If thread T only kept a reference to the objects A (i.e., there are no reference directly to the B's or the C's on the thread stacks), then after the young generation collection the layout in the survivor space would look like

... A1 A2 A3 ... B1 B2 B3 ... C1 C2 C3 ...

where the (...) represent other objects X found directly from T's stack or objects found from those X's. Here I'm being just a little generous in grouping the A's, B's, and C's together. That grouping assumes that A1 is found first, then A2 is found, and then A3 is found.

Before the collection loading A1 into a cache line could reasonably also load B1 and C1 into the same cache line. After the collection B1 and C1 are in a galaxy far, far away. The A's, B's and C's have been separated so that their allocation order is no longer reflected in their location in the heap. The basic damage has been done.

In the case where all the objects A, B, and C are promoted to the tenured generation, the layout in the tenured generation would be similar (just in the tenured generation instead of in a survivor space). In the case where some of the objects are copied to a survivor space and some are promoted, some of each of the A's, B's, and C's can end up in either a survivor space or the tenured generation. You might think that it would tend to look something like

(survivor space) ... A1 A2 A3 ...

(tenured generation) ... B1 B2 B3 ... C1 C2 C3 ...

It might. Or it might be a bit messier. The above example would result if there was room in the survivor spaces for the A's but not for the B's and C's. If the B's were particularly large (so that they did not fit into the space remaining in the survivor space) and the C's were particularly small, then you might see

(survivor space) ... A1 A2 A3 ... C1 C2 C3 ...

(tenured generation) ... B1 B2 B3 ...

If there are references in the application thread stack to the B's and C's as well as to the A's, and the collector found objects in the order

C2 B3 A1 A2 A3

then after the collection the object layout would look like

... C2 B3 A1 A2 A3 ... B1 B2 ... C1 C3 ...

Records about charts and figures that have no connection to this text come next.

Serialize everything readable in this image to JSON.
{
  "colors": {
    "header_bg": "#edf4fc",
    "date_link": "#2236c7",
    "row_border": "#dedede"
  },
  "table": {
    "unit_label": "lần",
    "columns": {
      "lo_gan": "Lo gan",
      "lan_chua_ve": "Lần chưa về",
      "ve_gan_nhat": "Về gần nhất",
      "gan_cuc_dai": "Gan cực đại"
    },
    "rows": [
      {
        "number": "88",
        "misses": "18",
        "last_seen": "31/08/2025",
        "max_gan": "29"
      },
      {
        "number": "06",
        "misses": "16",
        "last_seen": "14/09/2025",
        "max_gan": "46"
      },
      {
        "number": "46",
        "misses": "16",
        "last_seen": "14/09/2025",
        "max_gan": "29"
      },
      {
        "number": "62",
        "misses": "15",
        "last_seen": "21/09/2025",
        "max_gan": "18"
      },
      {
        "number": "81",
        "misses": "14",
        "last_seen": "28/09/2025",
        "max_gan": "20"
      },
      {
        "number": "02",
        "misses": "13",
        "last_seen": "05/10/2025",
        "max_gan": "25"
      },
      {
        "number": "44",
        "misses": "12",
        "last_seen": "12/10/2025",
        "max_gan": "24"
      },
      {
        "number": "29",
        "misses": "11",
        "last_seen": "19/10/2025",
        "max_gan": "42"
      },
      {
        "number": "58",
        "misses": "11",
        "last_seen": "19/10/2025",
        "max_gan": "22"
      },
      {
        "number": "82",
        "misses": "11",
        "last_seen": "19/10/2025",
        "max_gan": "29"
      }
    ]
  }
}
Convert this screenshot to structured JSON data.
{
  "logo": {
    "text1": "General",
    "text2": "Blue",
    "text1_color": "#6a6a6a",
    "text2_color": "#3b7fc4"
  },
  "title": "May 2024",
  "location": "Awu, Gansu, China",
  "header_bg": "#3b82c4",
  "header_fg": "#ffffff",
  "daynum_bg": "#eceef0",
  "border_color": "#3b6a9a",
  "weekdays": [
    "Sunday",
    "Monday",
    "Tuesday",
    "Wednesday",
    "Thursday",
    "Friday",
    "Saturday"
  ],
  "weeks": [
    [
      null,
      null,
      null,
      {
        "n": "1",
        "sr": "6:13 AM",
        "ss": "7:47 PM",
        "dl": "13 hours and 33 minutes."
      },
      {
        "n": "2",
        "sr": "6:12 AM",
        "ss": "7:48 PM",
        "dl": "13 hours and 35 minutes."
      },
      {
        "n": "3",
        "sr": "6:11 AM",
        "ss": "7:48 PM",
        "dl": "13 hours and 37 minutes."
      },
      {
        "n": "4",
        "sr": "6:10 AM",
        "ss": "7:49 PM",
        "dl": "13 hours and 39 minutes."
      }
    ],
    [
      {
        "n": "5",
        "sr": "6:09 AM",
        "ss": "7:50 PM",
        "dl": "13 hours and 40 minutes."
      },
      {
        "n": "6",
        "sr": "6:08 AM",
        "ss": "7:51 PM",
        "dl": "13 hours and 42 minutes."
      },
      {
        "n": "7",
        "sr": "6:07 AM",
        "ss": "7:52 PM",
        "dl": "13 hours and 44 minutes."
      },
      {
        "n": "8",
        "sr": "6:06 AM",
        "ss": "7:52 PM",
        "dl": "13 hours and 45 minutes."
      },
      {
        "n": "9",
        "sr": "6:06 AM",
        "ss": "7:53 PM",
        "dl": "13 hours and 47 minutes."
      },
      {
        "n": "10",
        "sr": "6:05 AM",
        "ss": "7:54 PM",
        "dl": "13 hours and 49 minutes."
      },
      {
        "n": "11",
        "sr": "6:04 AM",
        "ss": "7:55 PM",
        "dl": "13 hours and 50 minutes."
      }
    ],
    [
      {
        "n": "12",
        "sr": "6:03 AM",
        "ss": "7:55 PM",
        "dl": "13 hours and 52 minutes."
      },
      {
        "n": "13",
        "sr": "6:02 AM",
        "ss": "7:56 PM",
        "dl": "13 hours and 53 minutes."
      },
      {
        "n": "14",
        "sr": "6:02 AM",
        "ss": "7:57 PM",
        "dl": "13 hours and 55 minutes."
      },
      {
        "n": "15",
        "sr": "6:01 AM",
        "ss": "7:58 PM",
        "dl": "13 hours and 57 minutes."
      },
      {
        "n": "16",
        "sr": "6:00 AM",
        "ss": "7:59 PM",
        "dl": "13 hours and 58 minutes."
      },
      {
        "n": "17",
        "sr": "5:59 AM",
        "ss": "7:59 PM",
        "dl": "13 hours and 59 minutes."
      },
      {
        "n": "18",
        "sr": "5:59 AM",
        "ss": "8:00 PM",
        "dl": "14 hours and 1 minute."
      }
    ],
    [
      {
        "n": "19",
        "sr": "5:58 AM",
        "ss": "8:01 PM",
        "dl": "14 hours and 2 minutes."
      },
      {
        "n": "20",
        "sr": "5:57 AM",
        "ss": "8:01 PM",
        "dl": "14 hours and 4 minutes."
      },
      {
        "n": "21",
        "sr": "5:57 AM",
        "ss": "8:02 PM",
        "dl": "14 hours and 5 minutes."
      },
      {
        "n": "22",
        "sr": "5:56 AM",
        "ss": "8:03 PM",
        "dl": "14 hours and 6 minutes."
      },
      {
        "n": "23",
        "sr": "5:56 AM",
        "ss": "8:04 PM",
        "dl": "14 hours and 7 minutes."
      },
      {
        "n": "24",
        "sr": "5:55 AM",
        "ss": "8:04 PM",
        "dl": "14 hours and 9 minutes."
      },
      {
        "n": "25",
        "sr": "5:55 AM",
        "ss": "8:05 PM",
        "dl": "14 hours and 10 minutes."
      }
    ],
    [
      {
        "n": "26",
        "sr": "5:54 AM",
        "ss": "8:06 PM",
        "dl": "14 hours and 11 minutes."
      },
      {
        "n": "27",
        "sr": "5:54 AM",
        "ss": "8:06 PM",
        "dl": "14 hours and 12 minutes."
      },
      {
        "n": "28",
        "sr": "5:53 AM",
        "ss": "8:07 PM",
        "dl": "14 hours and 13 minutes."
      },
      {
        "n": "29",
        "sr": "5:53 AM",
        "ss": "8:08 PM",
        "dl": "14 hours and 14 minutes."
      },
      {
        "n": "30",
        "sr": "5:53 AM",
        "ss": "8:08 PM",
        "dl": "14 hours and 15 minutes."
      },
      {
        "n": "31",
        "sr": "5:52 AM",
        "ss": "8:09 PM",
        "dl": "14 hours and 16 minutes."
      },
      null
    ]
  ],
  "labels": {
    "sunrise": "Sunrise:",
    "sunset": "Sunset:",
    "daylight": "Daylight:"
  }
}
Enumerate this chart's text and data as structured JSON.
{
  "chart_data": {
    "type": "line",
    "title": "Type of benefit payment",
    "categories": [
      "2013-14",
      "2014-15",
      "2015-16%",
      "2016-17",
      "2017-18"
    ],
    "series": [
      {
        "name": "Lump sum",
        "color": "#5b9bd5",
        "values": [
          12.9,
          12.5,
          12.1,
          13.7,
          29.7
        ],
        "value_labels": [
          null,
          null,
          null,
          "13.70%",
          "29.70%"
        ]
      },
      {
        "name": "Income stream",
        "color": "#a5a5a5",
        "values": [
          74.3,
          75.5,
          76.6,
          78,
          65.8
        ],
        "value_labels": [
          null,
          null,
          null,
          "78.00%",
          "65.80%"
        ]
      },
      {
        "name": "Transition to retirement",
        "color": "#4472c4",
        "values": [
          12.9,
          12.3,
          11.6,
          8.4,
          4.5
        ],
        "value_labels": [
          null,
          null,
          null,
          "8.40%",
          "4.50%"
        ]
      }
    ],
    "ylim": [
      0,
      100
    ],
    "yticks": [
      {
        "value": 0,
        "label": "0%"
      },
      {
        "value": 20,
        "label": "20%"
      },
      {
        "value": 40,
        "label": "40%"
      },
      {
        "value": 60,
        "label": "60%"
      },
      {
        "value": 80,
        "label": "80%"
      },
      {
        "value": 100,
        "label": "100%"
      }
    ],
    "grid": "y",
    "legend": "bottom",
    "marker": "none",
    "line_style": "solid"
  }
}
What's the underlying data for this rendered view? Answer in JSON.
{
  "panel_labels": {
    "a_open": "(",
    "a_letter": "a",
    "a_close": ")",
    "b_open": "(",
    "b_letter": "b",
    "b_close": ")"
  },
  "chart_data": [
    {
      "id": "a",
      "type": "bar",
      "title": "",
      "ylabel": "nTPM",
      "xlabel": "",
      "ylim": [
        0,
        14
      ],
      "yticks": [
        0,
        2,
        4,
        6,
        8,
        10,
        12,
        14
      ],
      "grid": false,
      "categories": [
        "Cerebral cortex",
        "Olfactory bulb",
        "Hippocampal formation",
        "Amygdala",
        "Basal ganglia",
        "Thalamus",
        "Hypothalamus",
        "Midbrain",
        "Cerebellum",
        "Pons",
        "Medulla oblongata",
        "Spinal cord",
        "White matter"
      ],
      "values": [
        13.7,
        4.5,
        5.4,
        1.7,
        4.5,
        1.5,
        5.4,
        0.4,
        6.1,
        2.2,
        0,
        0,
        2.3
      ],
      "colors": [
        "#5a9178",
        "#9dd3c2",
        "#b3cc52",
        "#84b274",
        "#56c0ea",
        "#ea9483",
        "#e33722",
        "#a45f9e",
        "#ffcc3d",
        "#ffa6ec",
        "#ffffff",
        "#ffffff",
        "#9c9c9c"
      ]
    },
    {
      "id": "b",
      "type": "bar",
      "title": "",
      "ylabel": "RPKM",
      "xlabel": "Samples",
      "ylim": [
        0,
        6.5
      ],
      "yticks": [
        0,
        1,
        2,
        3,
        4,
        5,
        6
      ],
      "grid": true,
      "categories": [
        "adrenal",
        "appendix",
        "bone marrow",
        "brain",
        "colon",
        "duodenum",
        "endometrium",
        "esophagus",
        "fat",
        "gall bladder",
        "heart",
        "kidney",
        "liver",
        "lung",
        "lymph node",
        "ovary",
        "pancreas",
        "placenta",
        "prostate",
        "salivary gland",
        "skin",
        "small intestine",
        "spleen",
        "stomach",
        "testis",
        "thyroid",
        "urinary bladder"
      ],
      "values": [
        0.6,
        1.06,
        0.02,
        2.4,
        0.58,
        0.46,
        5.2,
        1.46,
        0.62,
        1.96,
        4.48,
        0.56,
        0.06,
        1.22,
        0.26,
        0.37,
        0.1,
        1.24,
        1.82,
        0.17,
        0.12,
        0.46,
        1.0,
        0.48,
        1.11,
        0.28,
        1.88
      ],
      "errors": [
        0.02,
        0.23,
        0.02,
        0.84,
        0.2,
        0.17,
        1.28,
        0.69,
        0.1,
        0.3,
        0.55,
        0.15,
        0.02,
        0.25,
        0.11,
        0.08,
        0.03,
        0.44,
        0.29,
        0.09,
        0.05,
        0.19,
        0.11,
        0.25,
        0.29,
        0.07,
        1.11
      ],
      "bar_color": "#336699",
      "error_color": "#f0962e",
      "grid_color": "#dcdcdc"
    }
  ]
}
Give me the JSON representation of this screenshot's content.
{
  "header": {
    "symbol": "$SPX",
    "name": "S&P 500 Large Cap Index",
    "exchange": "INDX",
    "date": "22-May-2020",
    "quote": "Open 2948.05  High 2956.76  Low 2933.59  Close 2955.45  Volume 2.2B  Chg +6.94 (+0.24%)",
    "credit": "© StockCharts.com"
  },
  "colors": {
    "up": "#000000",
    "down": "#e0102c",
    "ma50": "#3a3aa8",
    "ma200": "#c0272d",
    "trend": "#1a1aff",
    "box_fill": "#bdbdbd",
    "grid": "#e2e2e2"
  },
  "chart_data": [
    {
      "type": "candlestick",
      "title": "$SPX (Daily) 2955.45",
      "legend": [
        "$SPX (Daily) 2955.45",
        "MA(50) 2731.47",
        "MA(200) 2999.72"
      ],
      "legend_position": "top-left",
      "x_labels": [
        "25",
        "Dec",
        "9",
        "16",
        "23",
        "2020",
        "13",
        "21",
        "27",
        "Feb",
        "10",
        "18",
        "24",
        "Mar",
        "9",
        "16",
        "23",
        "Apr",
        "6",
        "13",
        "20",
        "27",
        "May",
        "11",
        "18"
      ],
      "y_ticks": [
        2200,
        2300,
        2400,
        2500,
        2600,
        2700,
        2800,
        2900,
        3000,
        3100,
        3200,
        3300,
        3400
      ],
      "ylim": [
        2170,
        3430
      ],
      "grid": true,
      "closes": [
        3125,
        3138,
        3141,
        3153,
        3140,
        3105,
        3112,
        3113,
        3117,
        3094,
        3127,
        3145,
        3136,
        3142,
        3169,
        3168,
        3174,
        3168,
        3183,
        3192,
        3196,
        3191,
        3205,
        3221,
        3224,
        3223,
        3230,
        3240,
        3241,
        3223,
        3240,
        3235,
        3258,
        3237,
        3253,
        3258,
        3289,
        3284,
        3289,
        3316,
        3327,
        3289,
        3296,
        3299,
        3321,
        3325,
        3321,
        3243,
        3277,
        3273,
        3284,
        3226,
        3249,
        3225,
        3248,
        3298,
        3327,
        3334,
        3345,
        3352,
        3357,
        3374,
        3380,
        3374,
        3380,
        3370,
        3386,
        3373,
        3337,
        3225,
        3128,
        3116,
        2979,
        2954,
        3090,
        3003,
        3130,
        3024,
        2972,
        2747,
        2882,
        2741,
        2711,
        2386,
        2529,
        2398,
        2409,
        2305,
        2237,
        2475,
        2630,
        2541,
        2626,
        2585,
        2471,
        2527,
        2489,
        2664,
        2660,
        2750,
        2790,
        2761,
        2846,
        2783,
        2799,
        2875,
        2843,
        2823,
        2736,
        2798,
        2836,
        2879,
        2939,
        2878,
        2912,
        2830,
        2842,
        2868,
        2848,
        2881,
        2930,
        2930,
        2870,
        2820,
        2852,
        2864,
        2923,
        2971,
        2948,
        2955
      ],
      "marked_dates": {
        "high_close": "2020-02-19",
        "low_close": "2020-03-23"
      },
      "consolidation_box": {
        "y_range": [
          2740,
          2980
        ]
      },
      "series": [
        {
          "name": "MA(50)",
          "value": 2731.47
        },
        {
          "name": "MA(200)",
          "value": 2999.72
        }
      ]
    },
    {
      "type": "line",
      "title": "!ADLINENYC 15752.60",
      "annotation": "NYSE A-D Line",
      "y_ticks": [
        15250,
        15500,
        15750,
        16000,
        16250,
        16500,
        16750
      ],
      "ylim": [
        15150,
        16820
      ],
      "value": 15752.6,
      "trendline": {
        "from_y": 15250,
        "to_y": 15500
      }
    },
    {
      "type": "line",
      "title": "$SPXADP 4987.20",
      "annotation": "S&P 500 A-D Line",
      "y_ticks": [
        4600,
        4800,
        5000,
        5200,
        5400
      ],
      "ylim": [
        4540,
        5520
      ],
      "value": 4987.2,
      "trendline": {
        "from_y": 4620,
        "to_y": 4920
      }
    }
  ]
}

The mixtures are as endless as the ways in which the application references its objects.

How does collecting in parallel affect things? Recall that the serial collector first looks at all the references found in the application thread stacks (in the simpliest case the A's) before it looks at references inside the A's (i.e., the B's). The parallel collector starts by looking at some of the A's, but then may look at some of the B's before all the A's have been found. A parallel GC thread copies an A and puts its new location on a stack. I'll refer to this stack as its grey stack so as not to confuse it with the stacks of the application threads. Each GC thread has its own grey stack. When its grey stack starts to get full, a GC thread will start taking the locations of the A's off its grey stack and looking inside them for B's to copy. It starts looking inside the A's so that its grey stack does not grow too large. In general we prefer to do some copying instead of having to malloc more space for the grey stack. Very quickly there are A's, B's and C's on the grey stacks and the order in which they are copied looks largely random from outside the garbage collector.

When a parallel GC thread promotes an object, it promotes it into its own distinct area (let me call them PLAB's) in the tenured generation. A GC thread that has run out of objects to copy (no more application thread stacks to scan and no more objects on its own grey stack) can steal objects from another GC thread's grey stack. So A1 may be copied by one GC thread into its PLAB while B1 (if it were stolen) may be copied by another GC thread into a different PLAB.

So collections can disrupt good object locality in a variety of different ways. We don't like that. We're thinking about ways to improve it.

Hope this was understandable. Please ask if it was not.